The past week and a bit at karate has been interesting. It started two Fridays ago, when I was strangely the only student in class. (Maybe it was spring break? Or people were just lazy? Who knows.) After I warmed up, sensei had me start working intensively on Empi, my latest kata. I had to learned Empi before, way back in high school, but it was probably one of the later kata I learned, because I only vaguely remembered it. Anyway, at this point, I was past the relearning/remembering stage, and into the part that sensei refers to as, “Now you know it, so now we can fix it.”
I like Empi, I really do. It’s a fun kata, a pretty one, with lots of low stances and interesting implied wrist bends. Of course, all those low stances do get a little tiring, but I felt like I was getting better. The only bad part is the jump near the end of the kata. Now, I’m the first to admit that I am not a big flying and jumping technique person. I like to have at least one foot on the ground, thank you very much. I’ll throw kicks as high as you might like, but I don’t want to have to jump to do it. So I cannot even begin to count the number of times in the past month or so that I have heard the phrase, “Pick your knees up!” It’s easier said than done, I assure you. But it’s pretty much the only part of the kata I felt like I was having to learn how to do from scratch, so I figured I’d get better.
Then came the end of class, when sensei suddenly declared in the last ten minutes that he was going to start teaching me a new kata, from a different style. And it is indeed very cool, and probably more suited to the way I naturally move, and I like it, but my excitement about it is somewhat tainted by the suspicion that he decided to teach it to me because he became convinced that I would never be able to do the jump in Empi correctly and we should just give up.
Another strange thing about this new kata is that neither the kata nor the style appear to be mentioned with any kind of regularity on all the internet, so I don’t even have a way to confirm the name of the kata or what it’s supposed to look like. As far as I can tell, transliterating from Arabic-accented Anglicized Japanese, the kata is called Sinchin (which does not conform to Japanese pronunciation rules, but I’m also told that it is definitely not Sanshin, because that’s a different kata altogether), and the style is Shiteryu.
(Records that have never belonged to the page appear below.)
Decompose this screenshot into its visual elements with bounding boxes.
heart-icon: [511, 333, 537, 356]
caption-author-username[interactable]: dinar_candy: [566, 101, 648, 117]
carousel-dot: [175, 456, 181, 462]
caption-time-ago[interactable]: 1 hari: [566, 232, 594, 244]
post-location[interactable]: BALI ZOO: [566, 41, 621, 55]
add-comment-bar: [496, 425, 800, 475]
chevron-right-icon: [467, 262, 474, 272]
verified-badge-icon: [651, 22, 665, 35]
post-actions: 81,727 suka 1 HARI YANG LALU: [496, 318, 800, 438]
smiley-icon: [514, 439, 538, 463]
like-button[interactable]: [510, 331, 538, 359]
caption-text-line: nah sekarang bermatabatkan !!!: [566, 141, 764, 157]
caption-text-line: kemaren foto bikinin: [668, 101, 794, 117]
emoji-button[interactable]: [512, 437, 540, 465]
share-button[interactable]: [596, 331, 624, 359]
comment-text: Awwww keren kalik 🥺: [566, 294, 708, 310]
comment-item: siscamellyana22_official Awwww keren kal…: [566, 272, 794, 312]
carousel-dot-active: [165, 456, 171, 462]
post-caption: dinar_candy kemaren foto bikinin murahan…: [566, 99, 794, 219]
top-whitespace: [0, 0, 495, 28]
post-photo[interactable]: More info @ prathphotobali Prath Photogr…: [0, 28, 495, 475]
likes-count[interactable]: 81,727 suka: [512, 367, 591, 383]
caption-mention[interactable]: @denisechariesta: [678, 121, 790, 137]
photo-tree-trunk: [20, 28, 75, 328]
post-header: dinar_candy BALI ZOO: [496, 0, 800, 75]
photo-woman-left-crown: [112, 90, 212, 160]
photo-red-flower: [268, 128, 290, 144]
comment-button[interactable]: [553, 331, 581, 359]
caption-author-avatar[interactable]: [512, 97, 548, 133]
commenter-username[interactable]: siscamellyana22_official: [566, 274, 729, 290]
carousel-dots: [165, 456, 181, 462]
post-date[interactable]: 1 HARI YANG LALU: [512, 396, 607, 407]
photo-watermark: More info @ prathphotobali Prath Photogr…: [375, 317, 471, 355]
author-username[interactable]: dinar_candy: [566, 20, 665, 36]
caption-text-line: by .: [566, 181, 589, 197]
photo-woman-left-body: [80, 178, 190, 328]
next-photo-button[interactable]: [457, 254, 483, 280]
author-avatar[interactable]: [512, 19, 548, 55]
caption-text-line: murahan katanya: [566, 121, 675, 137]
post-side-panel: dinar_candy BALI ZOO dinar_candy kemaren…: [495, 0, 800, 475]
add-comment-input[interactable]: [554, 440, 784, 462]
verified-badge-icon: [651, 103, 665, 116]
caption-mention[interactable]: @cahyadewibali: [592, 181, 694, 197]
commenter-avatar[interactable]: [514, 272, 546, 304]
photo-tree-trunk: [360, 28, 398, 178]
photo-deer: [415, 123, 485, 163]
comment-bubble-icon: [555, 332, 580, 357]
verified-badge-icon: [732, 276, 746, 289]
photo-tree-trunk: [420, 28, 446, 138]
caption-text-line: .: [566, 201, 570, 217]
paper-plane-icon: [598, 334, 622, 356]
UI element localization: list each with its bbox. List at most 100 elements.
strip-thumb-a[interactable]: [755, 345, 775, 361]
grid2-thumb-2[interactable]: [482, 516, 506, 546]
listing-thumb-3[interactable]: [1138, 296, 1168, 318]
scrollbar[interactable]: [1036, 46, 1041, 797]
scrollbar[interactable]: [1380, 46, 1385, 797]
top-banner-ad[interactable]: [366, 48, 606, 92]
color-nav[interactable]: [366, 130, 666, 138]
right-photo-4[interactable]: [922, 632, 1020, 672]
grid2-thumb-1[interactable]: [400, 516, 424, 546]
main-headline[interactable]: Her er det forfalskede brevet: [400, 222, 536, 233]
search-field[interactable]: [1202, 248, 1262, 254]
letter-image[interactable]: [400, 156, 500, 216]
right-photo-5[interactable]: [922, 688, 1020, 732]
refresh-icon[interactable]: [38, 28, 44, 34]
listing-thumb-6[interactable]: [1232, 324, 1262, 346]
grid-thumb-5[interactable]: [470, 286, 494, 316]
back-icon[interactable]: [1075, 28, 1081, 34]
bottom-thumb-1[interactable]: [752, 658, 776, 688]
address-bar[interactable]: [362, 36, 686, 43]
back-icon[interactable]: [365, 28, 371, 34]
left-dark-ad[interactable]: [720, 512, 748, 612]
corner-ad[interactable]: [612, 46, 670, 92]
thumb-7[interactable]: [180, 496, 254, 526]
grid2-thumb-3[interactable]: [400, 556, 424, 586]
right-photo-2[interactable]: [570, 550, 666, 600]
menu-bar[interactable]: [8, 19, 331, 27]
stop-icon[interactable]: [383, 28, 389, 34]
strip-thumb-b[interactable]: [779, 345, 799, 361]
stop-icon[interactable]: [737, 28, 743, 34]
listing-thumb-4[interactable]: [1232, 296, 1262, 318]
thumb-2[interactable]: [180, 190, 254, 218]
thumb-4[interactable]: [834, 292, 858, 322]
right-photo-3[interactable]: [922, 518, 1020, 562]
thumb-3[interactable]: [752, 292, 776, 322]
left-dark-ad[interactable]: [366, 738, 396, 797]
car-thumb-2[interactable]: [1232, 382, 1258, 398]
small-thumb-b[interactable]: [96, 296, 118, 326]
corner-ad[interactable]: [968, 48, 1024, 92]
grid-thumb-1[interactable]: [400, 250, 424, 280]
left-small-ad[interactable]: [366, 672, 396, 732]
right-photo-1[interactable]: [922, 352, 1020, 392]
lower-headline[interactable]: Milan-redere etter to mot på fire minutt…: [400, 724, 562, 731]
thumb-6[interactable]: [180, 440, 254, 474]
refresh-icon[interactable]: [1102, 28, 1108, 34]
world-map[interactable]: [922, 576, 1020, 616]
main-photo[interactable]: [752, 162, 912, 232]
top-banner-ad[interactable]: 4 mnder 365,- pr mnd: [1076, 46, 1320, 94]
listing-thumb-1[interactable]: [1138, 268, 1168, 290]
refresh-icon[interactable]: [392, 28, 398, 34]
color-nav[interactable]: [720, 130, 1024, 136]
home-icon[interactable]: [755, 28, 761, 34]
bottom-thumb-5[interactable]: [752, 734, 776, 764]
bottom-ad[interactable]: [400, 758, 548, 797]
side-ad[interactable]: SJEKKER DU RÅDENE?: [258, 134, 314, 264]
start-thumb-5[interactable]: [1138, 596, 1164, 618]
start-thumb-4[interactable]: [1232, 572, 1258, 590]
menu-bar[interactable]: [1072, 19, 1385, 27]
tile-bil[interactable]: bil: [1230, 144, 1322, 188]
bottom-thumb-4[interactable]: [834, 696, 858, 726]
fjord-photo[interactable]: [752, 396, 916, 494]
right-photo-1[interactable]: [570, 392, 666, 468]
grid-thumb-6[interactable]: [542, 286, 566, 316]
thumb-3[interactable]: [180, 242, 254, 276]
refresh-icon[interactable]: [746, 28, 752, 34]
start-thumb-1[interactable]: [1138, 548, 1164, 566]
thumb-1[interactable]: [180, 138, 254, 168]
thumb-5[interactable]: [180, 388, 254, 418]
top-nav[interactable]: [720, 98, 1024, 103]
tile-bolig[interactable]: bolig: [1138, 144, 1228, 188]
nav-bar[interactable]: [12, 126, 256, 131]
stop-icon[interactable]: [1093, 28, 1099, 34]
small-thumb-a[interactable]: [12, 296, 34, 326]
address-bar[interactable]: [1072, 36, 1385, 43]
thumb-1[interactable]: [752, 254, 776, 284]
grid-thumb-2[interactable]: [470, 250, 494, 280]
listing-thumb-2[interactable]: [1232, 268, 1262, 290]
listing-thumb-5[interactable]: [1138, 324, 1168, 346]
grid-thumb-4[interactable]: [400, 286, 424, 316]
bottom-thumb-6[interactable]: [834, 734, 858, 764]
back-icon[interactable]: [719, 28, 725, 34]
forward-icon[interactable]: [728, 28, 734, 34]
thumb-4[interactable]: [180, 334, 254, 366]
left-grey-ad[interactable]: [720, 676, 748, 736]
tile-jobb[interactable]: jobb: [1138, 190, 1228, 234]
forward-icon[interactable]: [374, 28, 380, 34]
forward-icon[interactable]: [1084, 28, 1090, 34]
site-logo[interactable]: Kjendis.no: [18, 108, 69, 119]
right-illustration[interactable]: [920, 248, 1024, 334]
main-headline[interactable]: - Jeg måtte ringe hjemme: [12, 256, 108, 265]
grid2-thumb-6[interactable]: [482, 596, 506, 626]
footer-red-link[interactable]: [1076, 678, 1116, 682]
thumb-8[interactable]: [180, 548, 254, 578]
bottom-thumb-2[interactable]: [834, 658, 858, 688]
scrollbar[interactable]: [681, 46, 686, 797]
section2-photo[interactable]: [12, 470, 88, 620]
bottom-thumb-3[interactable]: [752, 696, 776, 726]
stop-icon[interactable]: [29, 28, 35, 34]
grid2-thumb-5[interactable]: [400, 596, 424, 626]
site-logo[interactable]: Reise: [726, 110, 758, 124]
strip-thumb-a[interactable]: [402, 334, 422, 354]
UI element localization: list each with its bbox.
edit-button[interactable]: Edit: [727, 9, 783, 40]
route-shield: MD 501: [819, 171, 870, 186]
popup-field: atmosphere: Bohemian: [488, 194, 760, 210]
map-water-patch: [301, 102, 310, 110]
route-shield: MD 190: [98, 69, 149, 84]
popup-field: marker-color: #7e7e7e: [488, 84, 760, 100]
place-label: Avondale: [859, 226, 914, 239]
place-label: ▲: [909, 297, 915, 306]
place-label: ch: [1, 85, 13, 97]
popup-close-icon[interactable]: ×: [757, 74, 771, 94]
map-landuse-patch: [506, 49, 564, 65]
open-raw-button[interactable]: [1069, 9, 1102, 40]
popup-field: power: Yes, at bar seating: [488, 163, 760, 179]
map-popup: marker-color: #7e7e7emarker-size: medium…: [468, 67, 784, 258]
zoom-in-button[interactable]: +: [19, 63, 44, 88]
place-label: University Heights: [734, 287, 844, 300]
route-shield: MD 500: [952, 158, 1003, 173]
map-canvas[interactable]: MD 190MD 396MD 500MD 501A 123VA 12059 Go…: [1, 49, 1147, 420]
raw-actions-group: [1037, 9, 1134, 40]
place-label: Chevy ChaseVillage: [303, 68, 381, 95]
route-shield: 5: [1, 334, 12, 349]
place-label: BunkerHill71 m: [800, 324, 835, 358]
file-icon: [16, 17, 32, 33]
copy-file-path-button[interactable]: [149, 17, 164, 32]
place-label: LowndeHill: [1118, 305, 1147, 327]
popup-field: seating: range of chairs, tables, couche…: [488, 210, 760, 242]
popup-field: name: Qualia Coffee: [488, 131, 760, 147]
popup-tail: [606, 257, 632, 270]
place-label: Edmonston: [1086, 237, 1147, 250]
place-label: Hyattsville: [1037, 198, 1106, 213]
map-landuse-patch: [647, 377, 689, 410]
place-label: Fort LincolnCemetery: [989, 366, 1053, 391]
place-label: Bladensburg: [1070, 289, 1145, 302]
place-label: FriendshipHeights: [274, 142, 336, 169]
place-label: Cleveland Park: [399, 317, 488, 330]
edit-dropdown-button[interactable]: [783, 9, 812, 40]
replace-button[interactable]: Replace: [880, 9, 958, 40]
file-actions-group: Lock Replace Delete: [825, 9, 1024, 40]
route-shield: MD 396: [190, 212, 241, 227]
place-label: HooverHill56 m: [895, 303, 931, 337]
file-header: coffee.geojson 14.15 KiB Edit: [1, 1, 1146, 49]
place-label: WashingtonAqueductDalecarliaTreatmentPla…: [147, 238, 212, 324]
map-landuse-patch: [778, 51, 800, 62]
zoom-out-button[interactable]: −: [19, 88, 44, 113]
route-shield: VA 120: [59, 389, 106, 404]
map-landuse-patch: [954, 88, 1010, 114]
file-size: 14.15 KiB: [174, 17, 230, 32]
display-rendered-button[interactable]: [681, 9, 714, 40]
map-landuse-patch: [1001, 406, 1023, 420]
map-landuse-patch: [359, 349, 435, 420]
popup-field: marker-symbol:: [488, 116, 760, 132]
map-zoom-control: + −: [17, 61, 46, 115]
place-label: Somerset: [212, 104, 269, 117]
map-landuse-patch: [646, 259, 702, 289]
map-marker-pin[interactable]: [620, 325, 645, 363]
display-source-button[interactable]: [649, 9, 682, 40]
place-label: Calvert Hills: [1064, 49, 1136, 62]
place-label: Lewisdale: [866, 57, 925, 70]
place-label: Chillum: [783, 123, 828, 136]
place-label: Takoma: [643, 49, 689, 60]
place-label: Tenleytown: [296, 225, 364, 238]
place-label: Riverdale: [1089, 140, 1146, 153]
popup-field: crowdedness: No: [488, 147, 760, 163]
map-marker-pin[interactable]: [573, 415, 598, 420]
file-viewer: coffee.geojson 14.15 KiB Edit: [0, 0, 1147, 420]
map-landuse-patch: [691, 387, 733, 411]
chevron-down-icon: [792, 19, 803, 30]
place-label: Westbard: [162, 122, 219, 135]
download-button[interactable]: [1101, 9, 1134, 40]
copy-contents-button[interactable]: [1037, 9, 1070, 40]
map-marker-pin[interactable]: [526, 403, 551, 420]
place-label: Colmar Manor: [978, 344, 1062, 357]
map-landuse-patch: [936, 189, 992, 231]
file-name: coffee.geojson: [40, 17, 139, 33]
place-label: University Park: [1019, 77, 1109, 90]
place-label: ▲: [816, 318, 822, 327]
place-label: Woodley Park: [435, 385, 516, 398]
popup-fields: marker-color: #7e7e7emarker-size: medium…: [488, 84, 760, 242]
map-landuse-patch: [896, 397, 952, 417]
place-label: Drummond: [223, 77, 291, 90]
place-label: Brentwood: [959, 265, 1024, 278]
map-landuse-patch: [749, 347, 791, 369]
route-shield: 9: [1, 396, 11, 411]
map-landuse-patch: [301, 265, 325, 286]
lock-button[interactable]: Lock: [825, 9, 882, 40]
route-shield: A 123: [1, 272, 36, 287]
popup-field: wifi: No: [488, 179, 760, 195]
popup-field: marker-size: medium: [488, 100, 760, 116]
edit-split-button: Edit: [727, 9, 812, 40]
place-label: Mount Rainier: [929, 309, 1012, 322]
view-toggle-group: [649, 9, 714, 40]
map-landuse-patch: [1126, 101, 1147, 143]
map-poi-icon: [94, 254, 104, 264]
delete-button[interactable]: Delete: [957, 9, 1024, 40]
[...] 18, 2008 by Dana I mentioned last week that my sensei has started teaching me a new kata from a different style, but that it was very hard [...]
There is a kata called Sinchin.
My instructor brought it back with him from the Philippines in 1970. He studied under a Filipino named Conrado Liwanag at Clark Air Base.
To this day, I have seen it no where else other than our DoJo in Brewer, Maine.
By the way, we also have practice the form Seienchin, which is competely different than Sinchin.